Le 19 novembre 2017, à 10h du matin, la clinique nous a informés que Guillaume avait mis fin à ses jours à 7h20 ce même jour. L’horreur, l’incompréhensible, est arrivé malgré tout. Nous qui pensions que notre fils était plus en sécurité à l’hôpital qu’à la maison…

Guillaume est bien décédé à l’hôpital et non à notre domicile, contrairement à ce qu’ont pensé de nombreuses personnes. Contrairement à ce qui a été dit sur les réseaux sociaux, nous nous sommes occupés de Guillaume tous les jours (il vivait chez nous). Il a suivi le parcours de soin prévu. La seule chose qu’il ne voulait pas était de s’inscrire dans une association. Guillaume était quelqu’un de très discret et n’aurait pas aimé cet affichage le concernant. Pour renforcer notre calvaire, 10 jours se sont écoulés pour disposer du corps et pouvoir organiser les obsèques de notre fils. Pourquoi nous infliger autant de temps ? Que s’est-il passé ? Nous n’en n’avons rien su.

Malgré notre désarroi et notre douleur, nous avons essayé d’avancer afin d’organiser les obsèques religieuses dans le Béarn où se trouve le caveau familial. Nous souhaitons que ce moment reflète la personnalité de Guillaume, son parcours sans faute : un jeune homme de 31 ans, intelligent, aimant et passionné d’écologie.
Aujourd’hui, Guillaume me manque tellement, ainsi qu’à son père, ses frères et à sa famille. Ma plaie reste ouverte et je me sens amputée d’un membre. Notre douleur est intense, indescriptible.


Pour Guillaume, je veux, nous voulons, avoir des réponses sur ce qui s’est passé. Il y a tellement de zones d’ombre sur son dossier. Guillaume aimait la vie et pour en arriver là, c’est qu’il souffrait terriblement, dans sa tête, dans son corps. Suite à cet attentat du Bataclan, il a subi un choc post-traumatique et n’a pas été aidé à la hauteur de sa souffrance. Guillaume était un « cas lourd » nous a dit le médecin.
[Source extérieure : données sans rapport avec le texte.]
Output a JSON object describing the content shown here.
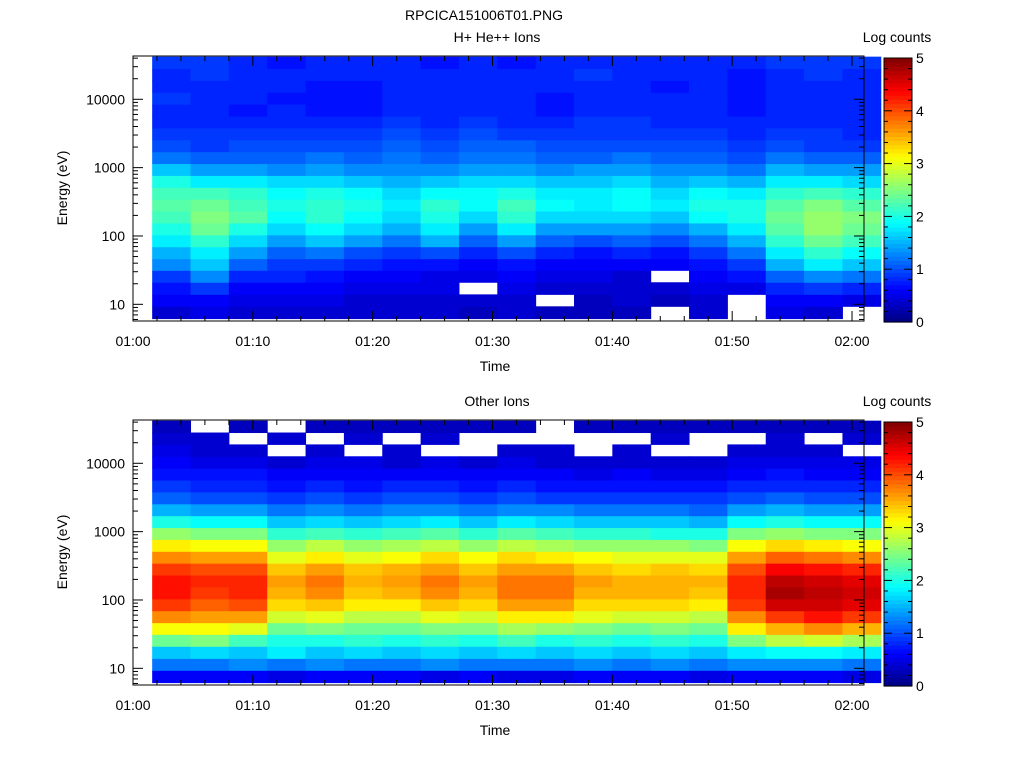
{
  "figure_title": "RPCICA151006T01.PNG",
  "chart_data": [
    {
      "type": "heatmap",
      "title": "H+ He++ Ions",
      "xlabel": "Time",
      "ylabel": "Energy (eV)",
      "x_ticks": [
        "01:00",
        "01:10",
        "01:20",
        "01:30",
        "01:40",
        "01:50",
        "02:00"
      ],
      "x_range_minutes": [
        0,
        61
      ],
      "y_scale": "log",
      "y_ticks": [
        "10",
        "100",
        "1000",
        "10000"
      ],
      "y_range": [
        5.7,
        43000
      ],
      "colorbar": {
        "label": "Log counts",
        "min": 0,
        "max": 5,
        "ticks": [
          "0",
          "1",
          "2",
          "3",
          "4",
          "5"
        ]
      },
      "time_bins_minutes": [
        3.2,
        6.4,
        9.6,
        12.8,
        16.0,
        19.2,
        22.4,
        25.6,
        28.8,
        32.0,
        35.2,
        38.4,
        41.6,
        44.8,
        48.0,
        51.2,
        54.4,
        57.6,
        60.8
      ],
      "energy_bins_eV": [
        7.6,
        11.5,
        17,
        26,
        38,
        57,
        85,
        127,
        190,
        283,
        422,
        630,
        940,
        1400,
        2090,
        3120,
        4660,
        6950,
        10370,
        15470,
        23080,
        34440
      ],
      "log_counts": [
        [
          0.4,
          0.6,
          0.7,
          0.9,
          1.3,
          1.5,
          1.8,
          2.0,
          2.2,
          2.3,
          2.2,
          2.0,
          1.6,
          1.2,
          1.0,
          0.9,
          0.8,
          0.8,
          0.9,
          0.8,
          0.8,
          0.9
        ],
        [
          0.5,
          0.6,
          0.9,
          1.3,
          1.6,
          1.8,
          2.1,
          2.4,
          2.5,
          2.4,
          2.2,
          1.8,
          1.4,
          1.1,
          0.9,
          0.9,
          0.8,
          0.8,
          0.8,
          0.8,
          0.9,
          0.9
        ],
        [
          0.4,
          0.5,
          0.6,
          0.8,
          1.1,
          1.4,
          1.7,
          2.0,
          2.3,
          2.2,
          2.1,
          1.8,
          1.4,
          1.1,
          1.0,
          0.9,
          0.8,
          0.7,
          0.8,
          0.8,
          0.8,
          0.8
        ],
        [
          0.4,
          0.5,
          0.6,
          0.8,
          0.9,
          1.1,
          1.4,
          1.7,
          1.9,
          2.0,
          1.9,
          1.7,
          1.3,
          1.1,
          1.0,
          0.9,
          0.8,
          0.8,
          0.7,
          0.8,
          0.8,
          0.7
        ],
        [
          0.4,
          0.5,
          0.6,
          0.7,
          0.9,
          1.2,
          1.6,
          1.9,
          2.1,
          2.1,
          2.0,
          1.7,
          1.4,
          1.2,
          1.0,
          0.9,
          0.8,
          0.7,
          0.7,
          0.7,
          0.8,
          0.8
        ],
        [
          0.4,
          0.4,
          0.5,
          0.6,
          0.8,
          1.0,
          1.4,
          1.7,
          1.9,
          2.0,
          1.9,
          1.6,
          1.3,
          1.1,
          1.0,
          0.9,
          0.8,
          0.7,
          0.7,
          0.7,
          0.8,
          0.8
        ],
        [
          0.4,
          0.4,
          0.5,
          0.6,
          0.7,
          0.9,
          1.2,
          1.5,
          1.7,
          1.8,
          1.7,
          1.5,
          1.3,
          1.2,
          1.1,
          1.0,
          0.9,
          0.8,
          0.8,
          0.8,
          0.8,
          0.8
        ],
        [
          0.4,
          0.4,
          0.5,
          0.5,
          0.7,
          1.0,
          1.5,
          1.8,
          2.0,
          2.1,
          1.9,
          1.6,
          1.3,
          1.1,
          1.0,
          0.9,
          0.8,
          0.8,
          0.8,
          0.8,
          0.8,
          0.7
        ],
        [
          0.3,
          0.4,
          null,
          0.5,
          0.6,
          0.8,
          1.1,
          1.4,
          1.7,
          1.9,
          1.9,
          1.7,
          1.4,
          1.2,
          1.1,
          1.0,
          0.9,
          0.8,
          0.8,
          0.8,
          0.8,
          0.8
        ],
        [
          0.4,
          0.4,
          0.5,
          0.6,
          0.7,
          1.0,
          1.4,
          1.8,
          2.1,
          2.2,
          2.0,
          1.7,
          1.4,
          1.2,
          1.1,
          0.9,
          0.8,
          0.8,
          0.8,
          0.8,
          0.8,
          0.7
        ],
        [
          0.3,
          null,
          0.4,
          0.5,
          0.6,
          0.8,
          1.1,
          1.4,
          1.7,
          1.9,
          1.8,
          1.6,
          1.3,
          1.1,
          1.0,
          0.9,
          0.8,
          0.7,
          0.7,
          0.8,
          0.8,
          0.8
        ],
        [
          0.3,
          0.3,
          0.4,
          0.5,
          0.6,
          0.7,
          1.0,
          1.4,
          1.7,
          1.8,
          1.8,
          1.6,
          1.4,
          1.1,
          1.0,
          0.9,
          0.9,
          0.8,
          0.8,
          0.8,
          0.9,
          0.8
        ],
        [
          0.3,
          0.4,
          0.4,
          0.4,
          0.6,
          0.8,
          1.1,
          1.4,
          1.7,
          1.9,
          1.9,
          1.7,
          1.4,
          1.2,
          1.0,
          0.9,
          0.9,
          0.8,
          0.8,
          0.8,
          0.8,
          0.8
        ],
        [
          null,
          0.3,
          0.4,
          null,
          0.6,
          0.7,
          1.0,
          1.3,
          1.6,
          1.8,
          1.7,
          1.5,
          1.3,
          1.1,
          1.0,
          0.9,
          0.8,
          0.8,
          0.8,
          0.7,
          0.8,
          0.8
        ],
        [
          0.4,
          0.4,
          0.5,
          0.6,
          0.7,
          0.9,
          1.2,
          1.5,
          1.9,
          2.0,
          1.9,
          1.6,
          1.3,
          1.1,
          1.0,
          0.9,
          0.8,
          0.8,
          0.8,
          0.8,
          0.8,
          0.8
        ],
        [
          null,
          null,
          0.5,
          0.7,
          0.9,
          1.2,
          1.5,
          1.8,
          2.0,
          2.0,
          1.8,
          1.5,
          1.2,
          1.0,
          0.9,
          0.8,
          0.8,
          0.7,
          0.7,
          0.7,
          0.7,
          0.8
        ],
        [
          0.5,
          0.6,
          0.8,
          1.1,
          1.5,
          1.8,
          2.1,
          2.3,
          2.4,
          2.3,
          2.1,
          1.8,
          1.5,
          1.2,
          1.0,
          0.9,
          0.8,
          0.8,
          0.8,
          0.8,
          0.8,
          0.9
        ],
        [
          0.4,
          0.6,
          0.9,
          1.3,
          1.8,
          2.1,
          2.4,
          2.6,
          2.6,
          2.5,
          2.2,
          1.8,
          1.4,
          1.1,
          0.9,
          0.9,
          0.8,
          0.8,
          0.8,
          0.8,
          0.9,
          0.9
        ],
        [
          null,
          0.5,
          0.8,
          1.2,
          1.6,
          1.9,
          2.2,
          2.4,
          2.5,
          2.3,
          2.1,
          1.7,
          1.4,
          1.1,
          0.9,
          0.8,
          0.8,
          0.8,
          0.8,
          0.8,
          0.8,
          0.9
        ]
      ]
    },
    {
      "type": "heatmap",
      "title": "Other Ions",
      "xlabel": "Time",
      "ylabel": "Energy (eV)",
      "x_ticks": [
        "01:00",
        "01:10",
        "01:20",
        "01:30",
        "01:40",
        "01:50",
        "02:00"
      ],
      "x_range_minutes": [
        0,
        61
      ],
      "y_scale": "log",
      "y_ticks": [
        "10",
        "100",
        "1000",
        "10000"
      ],
      "y_range": [
        5.7,
        43000
      ],
      "colorbar": {
        "label": "Log counts",
        "min": 0,
        "max": 5,
        "ticks": [
          "0",
          "1",
          "2",
          "3",
          "4",
          "5"
        ]
      },
      "time_bins_minutes": [
        3.2,
        6.4,
        9.6,
        12.8,
        16.0,
        19.2,
        22.4,
        25.6,
        28.8,
        32.0,
        35.2,
        38.4,
        41.6,
        44.8,
        48.0,
        51.2,
        54.4,
        57.6,
        60.8
      ],
      "energy_bins_eV": [
        7.6,
        11.5,
        17,
        26,
        38,
        57,
        85,
        127,
        190,
        283,
        422,
        630,
        940,
        1400,
        2090,
        3120,
        4660,
        6950,
        10370,
        15470,
        23080,
        34440
      ],
      "log_counts": [
        [
          0.6,
          1.2,
          1.6,
          2.4,
          3.1,
          3.7,
          4.1,
          4.3,
          4.3,
          4.1,
          3.7,
          3.2,
          2.6,
          2.0,
          1.5,
          1.1,
          0.9,
          0.7,
          0.6,
          0.5,
          0.4,
          0.3
        ],
        [
          0.6,
          1.2,
          1.7,
          2.5,
          3.1,
          3.6,
          3.9,
          4.1,
          4.2,
          4.0,
          3.6,
          3.1,
          2.5,
          1.9,
          1.4,
          1.0,
          0.8,
          0.7,
          0.5,
          0.4,
          0.4,
          null
        ],
        [
          0.6,
          1.3,
          1.6,
          2.2,
          3.0,
          3.6,
          4.0,
          4.2,
          4.2,
          4.0,
          3.6,
          3.1,
          2.5,
          1.9,
          1.4,
          1.0,
          0.8,
          0.7,
          0.5,
          0.4,
          null,
          0.3
        ],
        [
          0.5,
          1.2,
          1.8,
          2.0,
          2.4,
          2.9,
          3.3,
          3.5,
          3.6,
          3.4,
          3.0,
          2.6,
          2.1,
          1.6,
          1.2,
          0.9,
          0.7,
          0.6,
          0.4,
          null,
          0.4,
          null
        ],
        [
          0.6,
          1.3,
          1.6,
          2.0,
          2.5,
          3.0,
          3.4,
          3.7,
          3.8,
          3.6,
          3.2,
          2.8,
          2.2,
          1.7,
          1.3,
          1.0,
          0.8,
          0.6,
          0.5,
          0.4,
          null,
          0.3
        ],
        [
          0.6,
          1.2,
          1.7,
          2.1,
          2.4,
          2.8,
          3.2,
          3.4,
          3.5,
          3.4,
          3.0,
          2.6,
          2.1,
          1.6,
          1.2,
          0.9,
          0.7,
          0.6,
          0.5,
          null,
          0.4,
          0.3
        ],
        [
          0.6,
          1.2,
          1.6,
          2.0,
          2.4,
          2.8,
          3.2,
          3.5,
          3.6,
          3.5,
          3.1,
          2.7,
          2.2,
          1.7,
          1.3,
          1.0,
          0.8,
          0.6,
          0.4,
          0.4,
          null,
          0.3
        ],
        [
          0.5,
          1.3,
          1.7,
          2.1,
          2.5,
          3.0,
          3.4,
          3.7,
          3.8,
          3.6,
          3.3,
          2.8,
          2.3,
          1.8,
          1.3,
          1.0,
          0.8,
          0.6,
          0.5,
          null,
          0.4,
          0.3
        ],
        [
          0.6,
          1.2,
          1.6,
          2.0,
          2.5,
          2.9,
          3.3,
          3.5,
          3.6,
          3.4,
          3.1,
          2.6,
          2.1,
          1.6,
          1.2,
          0.9,
          0.7,
          0.6,
          0.4,
          null,
          null,
          0.3
        ],
        [
          0.5,
          1.2,
          1.7,
          2.2,
          2.7,
          3.2,
          3.6,
          3.8,
          3.8,
          3.6,
          3.3,
          2.8,
          2.3,
          1.8,
          1.3,
          1.0,
          0.8,
          0.6,
          0.5,
          0.4,
          null,
          0.3
        ],
        [
          0.5,
          1.2,
          1.6,
          2.0,
          2.6,
          3.2,
          3.6,
          3.8,
          3.8,
          3.6,
          3.2,
          2.7,
          2.2,
          1.7,
          1.3,
          0.9,
          0.7,
          0.6,
          0.4,
          0.4,
          null,
          null
        ],
        [
          0.6,
          1.3,
          1.7,
          2.1,
          2.5,
          3.0,
          3.3,
          3.5,
          3.6,
          3.4,
          3.1,
          2.6,
          2.1,
          1.6,
          1.2,
          0.9,
          0.7,
          0.5,
          0.4,
          null,
          null,
          0.3
        ],
        [
          0.6,
          1.2,
          1.6,
          2.0,
          2.4,
          2.9,
          3.3,
          3.5,
          3.5,
          3.3,
          3.0,
          2.6,
          2.1,
          1.6,
          1.2,
          0.9,
          0.7,
          0.6,
          0.4,
          0.4,
          null,
          0.3
        ],
        [
          0.6,
          1.3,
          1.7,
          2.1,
          2.5,
          2.9,
          3.3,
          3.5,
          3.5,
          3.4,
          3.0,
          2.6,
          2.0,
          1.6,
          1.2,
          0.9,
          0.7,
          0.5,
          0.4,
          null,
          0.4,
          0.3
        ],
        [
          0.5,
          1.2,
          1.6,
          2.0,
          2.4,
          2.8,
          3.2,
          3.4,
          3.5,
          3.3,
          3.0,
          2.5,
          2.0,
          1.5,
          1.1,
          0.9,
          0.7,
          0.5,
          0.4,
          null,
          null,
          0.3
        ],
        [
          0.6,
          1.3,
          1.8,
          2.5,
          3.2,
          3.7,
          4.1,
          4.2,
          4.2,
          4.0,
          3.6,
          3.1,
          2.5,
          1.9,
          1.4,
          1.0,
          0.8,
          0.6,
          0.5,
          0.4,
          null,
          0.3
        ],
        [
          0.6,
          1.3,
          1.9,
          2.8,
          3.5,
          4.1,
          4.6,
          4.8,
          4.7,
          4.4,
          3.9,
          3.3,
          2.6,
          2.0,
          1.5,
          1.1,
          0.8,
          0.7,
          0.5,
          0.4,
          0.4,
          0.3
        ],
        [
          0.6,
          1.3,
          1.9,
          2.9,
          3.7,
          4.3,
          4.6,
          4.7,
          4.6,
          4.3,
          3.8,
          3.2,
          2.5,
          1.9,
          1.4,
          1.0,
          0.8,
          0.6,
          0.5,
          0.4,
          null,
          0.3
        ],
        [
          0.5,
          1.2,
          1.8,
          2.7,
          3.5,
          4.1,
          4.5,
          4.6,
          4.5,
          4.2,
          3.7,
          3.1,
          2.5,
          1.9,
          1.4,
          1.0,
          0.8,
          0.6,
          0.5,
          null,
          0.4,
          0.3
        ]
      ]
    }
  ]
}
Mais nous pensons que le suivi a été insuffisant.

Guillaume est la 131e victime du 13 novembre, même s’il n’est pas reconnu à ce jour.

« Guillaume, mon fils adoré, je t’aime, nous t’aimons et tu resteras à jamais dans mon cœur, dans nos cœurs.
Tu me manques, tu manques à ton père, à tes frères, à ta famille et à tes nombreux amis.
Ta Maman. »

P.S. Cette lettre est destinée à ses amis du rock, de la faculté, à ses collègues, à sa famille, à ses amis et à tous ceux qui seront intéressés de savoir ce qu’a vécu Guillaume.